Clarissa musician making it in Hollywood
Through the ups and downs of the entertainment industry, local musician Jeremiah James takes the best of both worlds with one foot in Hollywood and one foot in rural Minnesota.
Jeremiah James, whose real name is Jeremiah Korfe, said he uses his first and middle name on stage because people mispronounce his last name.
He lists Soundgarden, Foo Fighters, Audioslave and Blink 182 as among his influences. He said that at age 14, he saw MXPX live at the SonShine Festival in Willmar and thought, "I want to do that."
He didn't know at the time that he would later get to tour with them on the Action Sports Tour. "I was geeking out the whole time. After that I kind of calmed down," he said.
Beyond music, he is a union actor and has worked behind the scenes on a variety of TV shows.
After living in Los Angeles for eight years, Jeremiah spent this past summer at the family farm in Clarissa, Minn.
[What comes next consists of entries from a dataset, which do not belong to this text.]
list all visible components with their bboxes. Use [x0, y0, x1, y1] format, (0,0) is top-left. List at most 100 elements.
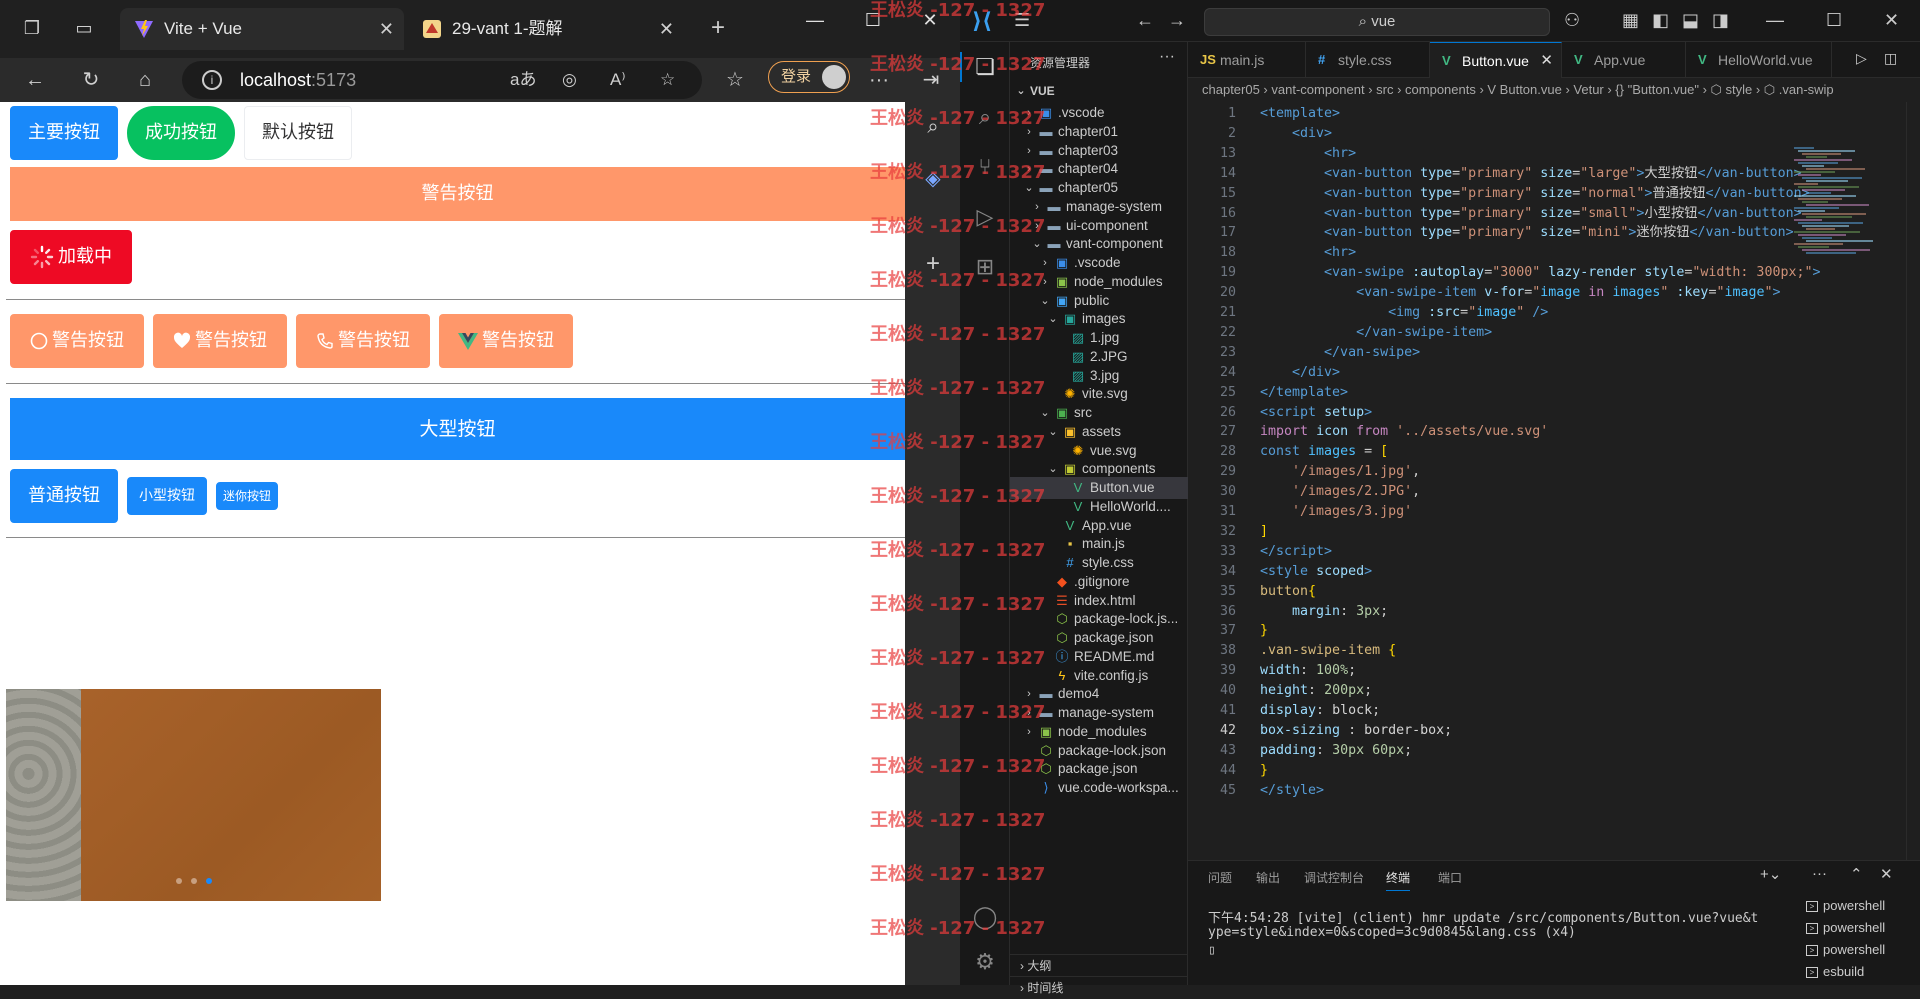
- tab-app-vue[interactable]: V App.vue: [1562, 42, 1686, 78]
- swipe-indicator-dot[interactable]: [176, 878, 182, 884]
- toggle-sidebar-icon[interactable]: ◧: [1652, 10, 1669, 31]
- code-line[interactable]: padding: 30px 60px;: [1260, 741, 1412, 761]
- loading-button[interactable]: 加载中: [10, 230, 132, 284]
- read-aloud-icon[interactable]: A⁾: [610, 61, 626, 99]
- more-actions-icon[interactable]: ···: [1159, 48, 1175, 66]
- timeline-section[interactable]: › 时间线: [1010, 976, 1188, 998]
- run-icon[interactable]: ▷: [1856, 50, 1867, 67]
- terminal-instance[interactable]: > powershell: [1806, 939, 1916, 961]
- site-info-icon[interactable]: i: [202, 70, 222, 90]
- large-button[interactable]: 大型按钮: [10, 398, 905, 460]
- code-line[interactable]: <div>: [1260, 124, 1332, 144]
- split-editor-icon[interactable]: ◫: [1884, 50, 1897, 67]
- tab-output[interactable]: 输出: [1256, 869, 1280, 886]
- code-line[interactable]: <van-button type="primary" size="mini">迷…: [1260, 223, 1794, 243]
- refresh-icon[interactable]: ↻: [78, 67, 104, 93]
- terminal-instance[interactable]: > powershell: [1806, 917, 1916, 939]
- code-line[interactable]: </div>: [1260, 363, 1340, 383]
- new-terminal-icon[interactable]: +⌄: [1760, 865, 1781, 883]
- warning-circle-button[interactable]: 警告按钮: [10, 314, 144, 368]
- small-button[interactable]: 小型按钮: [127, 477, 207, 515]
- back-icon[interactable]: ←: [22, 67, 48, 93]
- code-line[interactable]: <script setup>: [1260, 403, 1372, 423]
- swipe-indicator-dot-active[interactable]: [206, 878, 212, 884]
- code-line[interactable]: margin: 3px;: [1260, 602, 1388, 622]
- code-line[interactable]: <template>: [1260, 104, 1340, 124]
- settings-gear-icon[interactable]: ⚙: [970, 947, 1000, 977]
- close-tab-icon[interactable]: ✕: [659, 8, 674, 50]
- code-line[interactable]: .van-swipe-item {: [1260, 641, 1396, 661]
- outline-section[interactable]: › 大纲: [1010, 954, 1188, 976]
- tab-problems[interactable]: 问题: [1208, 869, 1232, 886]
- tab-ports[interactable]: 端口: [1438, 869, 1462, 886]
- code-line[interactable]: '/images/3.jpg': [1260, 502, 1412, 522]
- address-bar[interactable]: i localhost:5173 aあ ◎ A⁾ ☆: [182, 61, 702, 99]
- success-button[interactable]: 成功按钮: [127, 106, 235, 160]
- code-line[interactable]: import icon from '../assets/vue.svg': [1260, 422, 1548, 442]
- new-tab-icon[interactable]: +: [704, 14, 732, 42]
- command-center-search[interactable]: ⌕ vue: [1204, 8, 1550, 36]
- terminal-instance[interactable]: > esbuild: [1806, 961, 1916, 983]
- mini-button[interactable]: 迷你按钮: [216, 482, 278, 510]
- warning-phone-button[interactable]: 警告按钮: [296, 314, 430, 368]
- tab-debug-console[interactable]: 调试控制台: [1304, 869, 1364, 886]
- code-line[interactable]: }: [1260, 761, 1268, 781]
- home-icon[interactable]: ⌂: [132, 67, 158, 93]
- tab-vite-vue[interactable]: Vite + Vue ✕: [120, 8, 404, 50]
- block-warning-button[interactable]: 警告按钮: [10, 167, 905, 221]
- minimize-icon[interactable]: —: [1766, 10, 1784, 31]
- breadcrumb[interactable]: chapter05 › vant-component › src › compo…: [1188, 78, 1920, 102]
- code-line[interactable]: </van-swipe>: [1260, 343, 1420, 363]
- close-tab-icon[interactable]: ✕: [1540, 43, 1553, 79]
- code-line[interactable]: <van-swipe :autoplay="3000" lazy-render …: [1260, 263, 1820, 283]
- workspaces-icon[interactable]: ❐: [18, 14, 46, 42]
- tab-terminal[interactable]: 终端: [1386, 869, 1411, 891]
- code-line[interactable]: display: block;: [1260, 701, 1380, 721]
- warning-vue-button[interactable]: 警告按钮: [439, 314, 573, 368]
- code-line[interactable]: </template>: [1260, 383, 1348, 403]
- code-line[interactable]: }: [1260, 621, 1268, 641]
- maximize-icon[interactable]: ☐: [1826, 10, 1842, 31]
- editor-scrollbar[interactable]: [1906, 102, 1920, 860]
- layout-icon[interactable]: ▦: [1622, 10, 1639, 31]
- code-line[interactable]: <style scoped>: [1260, 562, 1372, 582]
- code-line[interactable]: </van-swipe-item>: [1260, 323, 1492, 343]
- tab-button-vue[interactable]: V Button.vue ✕: [1430, 42, 1562, 78]
- code-line[interactable]: <van-button type="primary" size="small">…: [1260, 204, 1802, 224]
- warning-heart-button[interactable]: 警告按钮: [153, 314, 287, 368]
- minimize-icon[interactable]: —: [790, 10, 840, 31]
- edge-icon[interactable]: ◎: [562, 61, 577, 99]
- minimap[interactable]: [1788, 102, 1882, 860]
- favorites-icon[interactable]: ☆: [722, 67, 748, 93]
- code-line[interactable]: const images = [: [1260, 442, 1388, 462]
- default-button[interactable]: 默认按钮: [244, 106, 352, 160]
- code-line[interactable]: width: 100%;: [1260, 661, 1356, 681]
- normal-button[interactable]: 普通按钮: [10, 469, 118, 523]
- tab-main-js[interactable]: JS main.js: [1188, 42, 1306, 78]
- image-swipe[interactable]: [6, 689, 381, 901]
- tab-actions-icon[interactable]: ▭: [70, 14, 98, 42]
- tab-helloworld-vue[interactable]: V HelloWorld.vue: [1686, 42, 1832, 78]
- code-line[interactable]: '/images/2.JPG',: [1260, 482, 1420, 502]
- back-icon[interactable]: ←: [1136, 10, 1154, 31]
- code-line[interactable]: <img :src="image" />: [1260, 303, 1548, 323]
- bookmark-star-icon[interactable]: ☆: [660, 61, 675, 99]
- code-line[interactable]: '/images/1.jpg',: [1260, 462, 1420, 482]
- toggle-panel-icon[interactable]: ⬓: [1682, 10, 1699, 31]
- code-line[interactable]: box-sizing : border-box;: [1260, 721, 1452, 741]
- code-line[interactable]: </script>: [1260, 542, 1332, 562]
- code-line[interactable]: <hr>: [1260, 243, 1356, 263]
- copilot-icon[interactable]: ⚇: [1564, 10, 1580, 31]
- tree-item[interactable]: ⟩ vue.code-workspa...: [1010, 777, 1188, 799]
- swipe-indicator-dot[interactable]: [191, 878, 197, 884]
- code-line[interactable]: <van-swipe-item v-for="image in images" …: [1260, 283, 1780, 303]
- toggle-secondary-sidebar-icon[interactable]: ◨: [1712, 10, 1729, 31]
- tab-style-css[interactable]: # style.css: [1306, 42, 1430, 78]
- login-button[interactable]: 登录: [768, 61, 850, 93]
- code-line[interactable]: ]: [1260, 522, 1268, 542]
- code-line[interactable]: <hr>: [1260, 144, 1356, 164]
- code-line[interactable]: height: 200px;: [1260, 681, 1372, 701]
- close-tab-icon[interactable]: ✕: [379, 8, 394, 50]
- maximize-panel-icon[interactable]: ⌃: [1850, 865, 1863, 883]
- terminal-instance[interactable]: > powershell: [1806, 895, 1916, 917]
On Tuesday, he plans to return to southern California to record his next album before visiting the Gopher State once again to play for Caitlin Crosby at the Minnesota State Fair on Sept. 3-4.
Originally scheduled to play in the Vans Warped Tour, James learned he was cut after the tour had budget reductions across the board. "I'm not really high up the totem pole," he joked.
Instead, starting late April, he took time off to plant corn and soybeans, finish up combining, trim trees and work with new equipment.
"We happened to get that bucket truck two weeks before the tornado hit," James said.
James said he learned about much of the tornado damage from his brother Welde Crider, who works for the city of Wadena. "He was like, you need to get up here with that truck, we need help," James recalled.
He has family around Todd, Wadena and Otter Tail counties and at age 27 already has 23 nieces and nephews.
James grew up the second-to-youngest of 10 kids, and his interest in music started early. He said that at age six, he started playing violin after being inspired by the fiddle player from the Charlie Daniels Band. He began playing drums at age 12 and guitar at age 15.
During his teen years, he and his friends had a band called "All Unchained" which produced a number one single, "Shining Star," on 103.9 Praise FM.
A 2001 graduate of Eagle Valley High School, he attended Verndale High School during junior year to play football with his cousins. After two years of vocal music and music theory training at Fergus Falls Community College, he struck out west.
"I realized there was no way to make money doing music here,"
He decided to move to Los Angeles where the job opportunities were. "I just headed out there. I had my little '91 Cavalier with 190,000 miles on it. I drove out there and slept in my car on the beach," he said. "Hung out with a couple of homeless guys, shared some cans of tuna and crackers with them. It was pretty intense."
James said he made friends with entertainment industry workers, slept on people's couches and eventually found normal housing and work in television.
He said working in reality shows like MTV's "The Hills" is not as glamorous as people may think. "You're there for 14 hours, hanging lights, running around, basically off other people's schedules," he said.
On the other hand, he said, other jobs and shows like Discovery's "The Colony" gave him opportunities to travel.
"It's just fun. I got to go all over the world, 27 different countries, in this line of work," he said.
James said he enjoys the outdoor life in both Minnesota and southern California. In his hometown, he likes hunting and working outside. Where he works now, he takes advantage of California's unusual geography.
"You could go surfing in the morning, then drive 2 1/2 hours and be snowboarding by afternoon," he said.
That sense of adventure, along with his Minnesota roots, landed him his first acting job in a Harley-Davidson commercial. He said he was working as a camera operator in a casting session when the director asked his opinion of the auditioning actors and asked him if he rode a Harley.
James responded that he had started riding when his dad told him he was old enough to kick-start his motorcycle.
He said he and the director talked about Minnesota because Harley's headquarters are in Minneapolis. The director encouraged him to audition for the open non-union job, and he got it.
"Since it got to be such a big job, with print, commercial and Internet, then they made it go union," Jeremiah James said. He is now a member of the Screen Actors' Guild.
For his actual music career, he has toured with the Winter X Games and sold music rights to commercials and other productions. He said the Warren Miller film "Children of Winter" bought one of his songs, and that his music fits with the action sports world.
He said that the recession has made it harder for musicians to find work because of budget cuts in major network television. Fewer television pilots and fewer commercials mean fewer opportunities for artists to sell their music.
Whether opportunities are good or bad, he said he is focused on working hard at his craft and improving himself as an artist.
He compared the volatile nature of the entertainment industry to the unpredictability of agriculture.
"Music is a lot like farming because there's zero consistency," he said. "You don't know, you get what you put in first of all, and you don't know what you're going to get out of it."